- Impact Silver, contrary to its peers, does not report the updated mineral resource estimates - therefore it is a hard task to present any opinion on the company's potential
- In 2015 the company delivered quite good operating and financial results - however, despite mining the high grade ores, the company was not able to substantially increase its revenue per ton sold, expressed in Canadian dollars
- In my opinion, Impact Silver's results are highly leveraged to silver prices - I would even say, they are leveraged too much.
It is a problem to analyze Impact Silver. As I stated before, the company does not deliver the up-dated mineral resource estimates (the only exception is the last estimate of mineral resources, prepared for the New Capire deposit - currently put on care and maintenance).
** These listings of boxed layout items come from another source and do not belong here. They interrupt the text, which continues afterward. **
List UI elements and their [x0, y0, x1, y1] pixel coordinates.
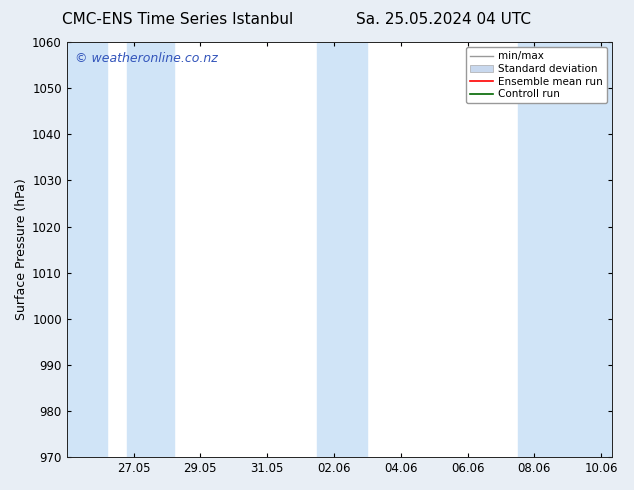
Y-axis label: Surface Pressure (hPa): Surface Pressure (hPa) — [15, 179, 28, 320]
Legend: min/max, Standard deviation, Ensemble mean run, Controll run: min/max, Standard deviation, Ensemble me… — [466, 47, 607, 103]
Text: Sa. 25.05.2024 04 UTC: Sa. 25.05.2024 04 UTC — [356, 12, 531, 27]
Bar — [67, 42, 107, 457]
Text: CMC-ENS Time Series Istanbul: CMC-ENS Time Series Istanbul — [62, 12, 293, 27]
Bar — [127, 42, 174, 457]
Bar — [317, 42, 367, 457]
Bar — [517, 42, 612, 457]
Text: © weatheronline.co.nz: © weatheronline.co.nz — [75, 52, 217, 66]
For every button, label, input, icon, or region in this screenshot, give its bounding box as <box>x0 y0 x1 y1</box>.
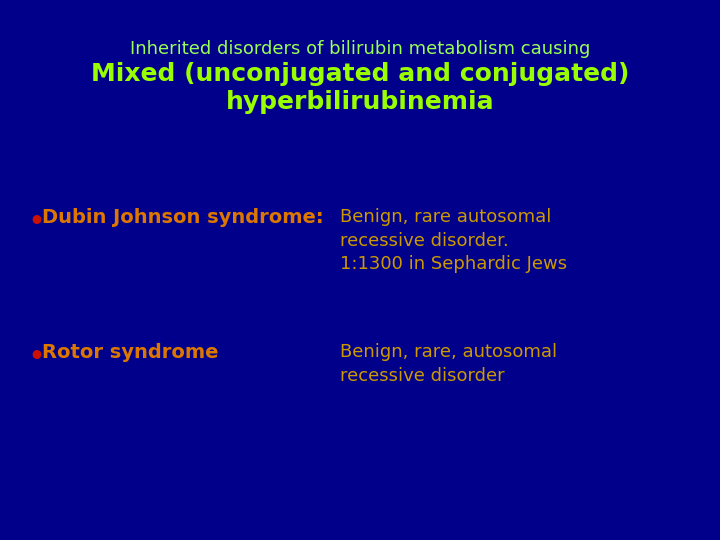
Text: Benign, rare, autosomal
recessive disorder: Benign, rare, autosomal recessive disord… <box>340 343 557 384</box>
Text: Mixed (unconjugated and conjugated)
hyperbilirubinemia: Mixed (unconjugated and conjugated) hype… <box>91 62 629 114</box>
Text: •: • <box>28 210 44 234</box>
Text: Inherited disorders of bilirubin metabolism causing: Inherited disorders of bilirubin metabol… <box>130 40 590 58</box>
Text: Dubin Johnson syndrome:: Dubin Johnson syndrome: <box>42 208 323 227</box>
Text: Rotor syndrome: Rotor syndrome <box>42 343 218 362</box>
Text: Benign, rare autosomal
recessive disorder.
1:1300 in Sephardic Jews: Benign, rare autosomal recessive disorde… <box>340 208 567 273</box>
Text: •: • <box>28 345 44 369</box>
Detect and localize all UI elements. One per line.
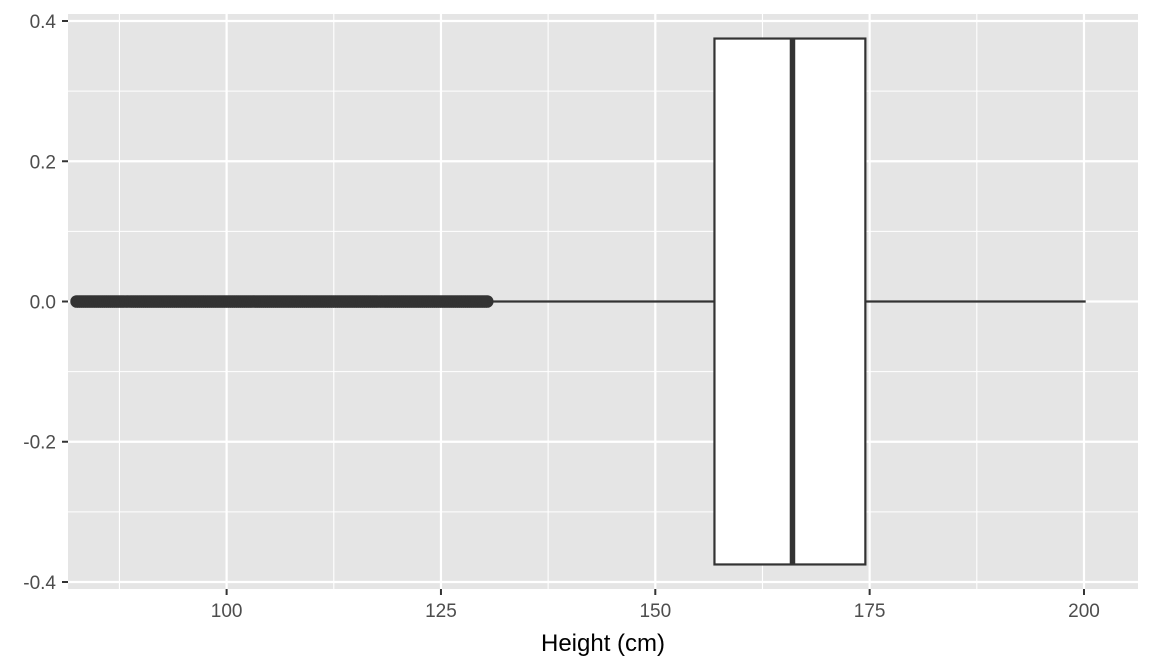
x-tick-label: 175 [854, 601, 886, 622]
y-tick-label: -0.4 [23, 573, 56, 594]
x-tick-label: 200 [1068, 601, 1100, 622]
boxplot [487, 37, 1086, 566]
x-axis: 100 125 150 175 200 [211, 589, 1100, 622]
x-tick-label: 150 [639, 601, 671, 622]
y-tick-label: 0.4 [30, 12, 57, 33]
y-tick-label: 0.0 [30, 293, 56, 314]
x-tick-label: 100 [211, 601, 243, 622]
x-axis-title: Height (cm) [541, 630, 665, 657]
y-tick-label: 0.2 [30, 152, 56, 173]
y-tick-label: -0.2 [23, 433, 56, 454]
x-tick-label: 125 [425, 601, 457, 622]
y-axis: 0.4 0.2 0.0 -0.2 -0.4 [23, 12, 68, 594]
outlier-points [70, 295, 494, 308]
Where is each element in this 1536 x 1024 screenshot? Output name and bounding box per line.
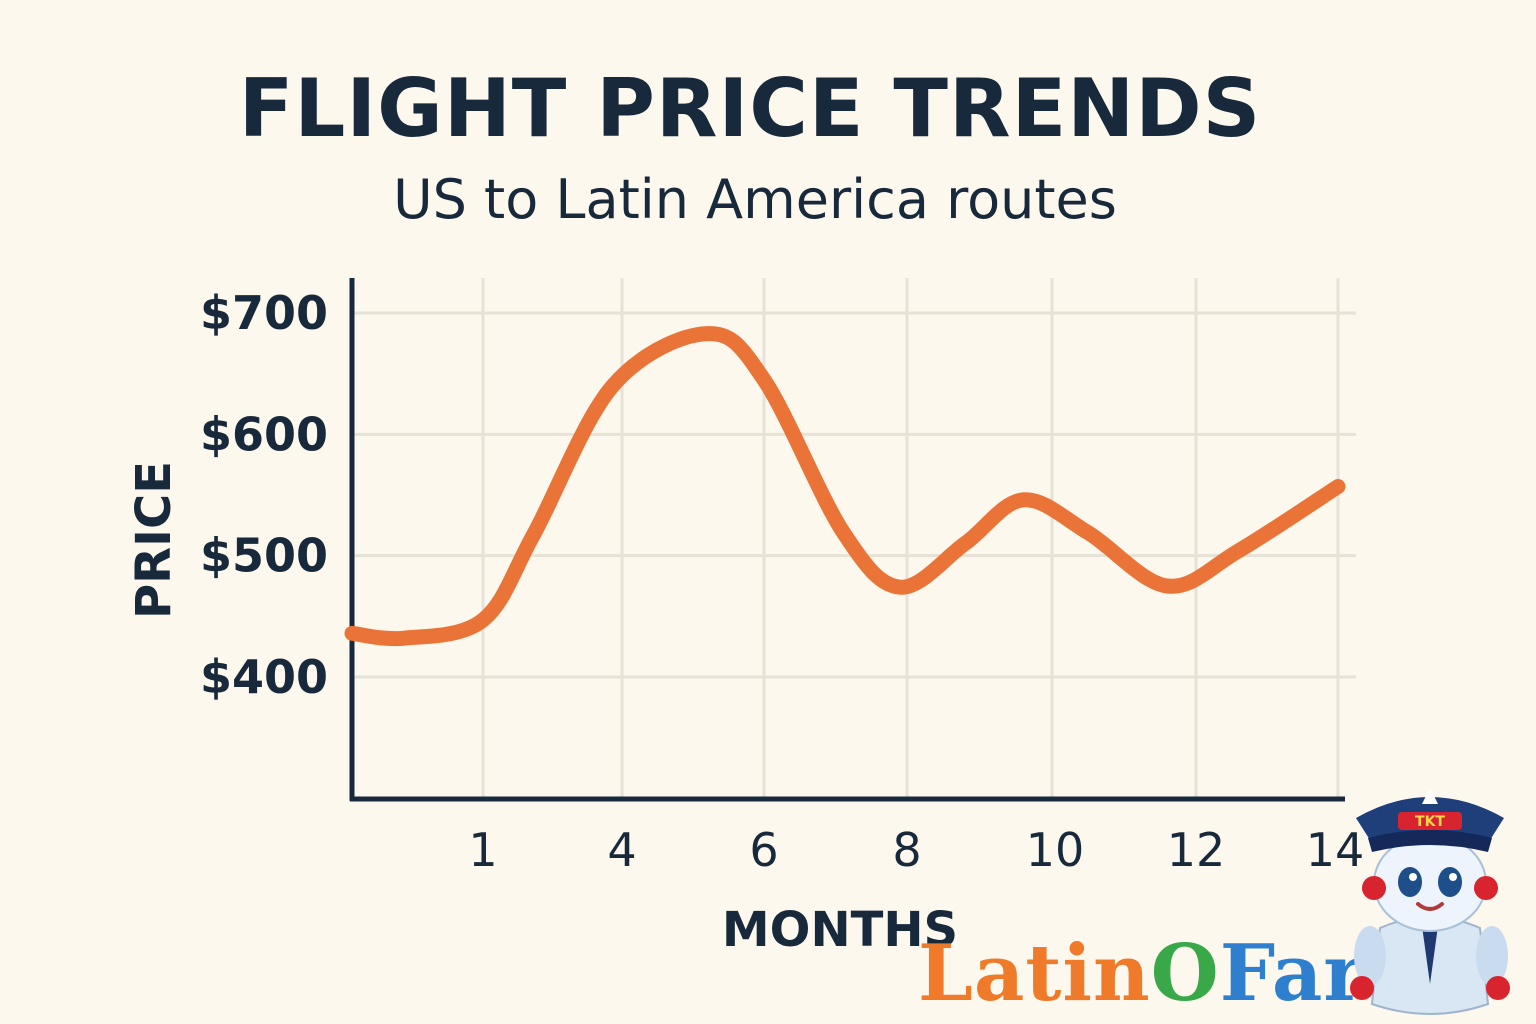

If I cannot find the details on the size and quality of a company's mineral base, I am not able to assess whether such a company has any potential. Impact Silver is a such a case. Therefore in this article I am trying to cover the current developments with no attempt to answer a question how these developments may affect the company in the future.
First of all, I think that the company's current philosophy is to mine as highest grade ores as possible. If such a strategy is applied the question of high grading arises.
Without going into details, "high grading" means that a company is trying to increase its operating cash flow through mining the ores of the highest grades as possible. Therefore, during hard times, when silver prices are relatively low, Impact Silver is able to generate positive cash flow. In other words, high grades mean more silver extracted from a ton of ore, which, when combined with the strict cost control system, results in higher cash flows. However, a deposit, depleted of the high grade ore during hard times, may be uneconomic in the future (the ore left may be of much lower grade than that required for the profitable mining).
Is Impact Silver such a case? I do not have any idea because, as I noted above, the company does not deliver the updated estimates of its mineral resources. So let me leave this problem open for additional digressions in the future.
Below I am summarizing the 2015 developments, reported by the company.
Firstly, in 2015 Silver Impact produced the highest amount of silver in its history:
As the chart shows, the company delivered 950,059 ounces of silver, 30.9% up, compared to 2014.
What is more, the company was able to minimize the gap between its production costs and revenue:
It is an interesting chart. It shows that Impact Silver was able to decrease its accounting costs of production from $105.92 in 2013 to C$94.63 per ton of ore sold in 2015 (a decrease of 11.9%).
Unfortunately, the revenue delivered through selling one ton of ore was, more or less, the same in 2013, 2014 and 2015. Why am I writing "unfortunately"? Well, the average price of silver, expressed in Canadian dollars, went slightly up from C$1,449 in 2013 to C$1,481 per ounce in 2015 (an increase of 2.2%). It looks like that despite high grade ores mined by the company in 2015 (look at the chart below), it was only able to maintain its revenue per ton sold at a relatively unchanged level of C$84.96 per ton, compared to 2013 and 2014.
Well, in my opinion, the company has no moat. If silver prices do not go up in the coming future, Impact Silver is condemned to report results not better (if any) than those presented in the table below (2015):
Indirectly, my opinion seems to be supported by the behavior of Sprott Asset Management - one of the largest shareholders of Impact Silver. The chart below shows that this important precious metals asset manager started to sell the company's shares since late 2015:
According to the last announcement (February 10, 2016), on January 29, 2016 Sprott Asset Management held 6,292,500 shares of Impact Silver (8.6% of fully diluted shares).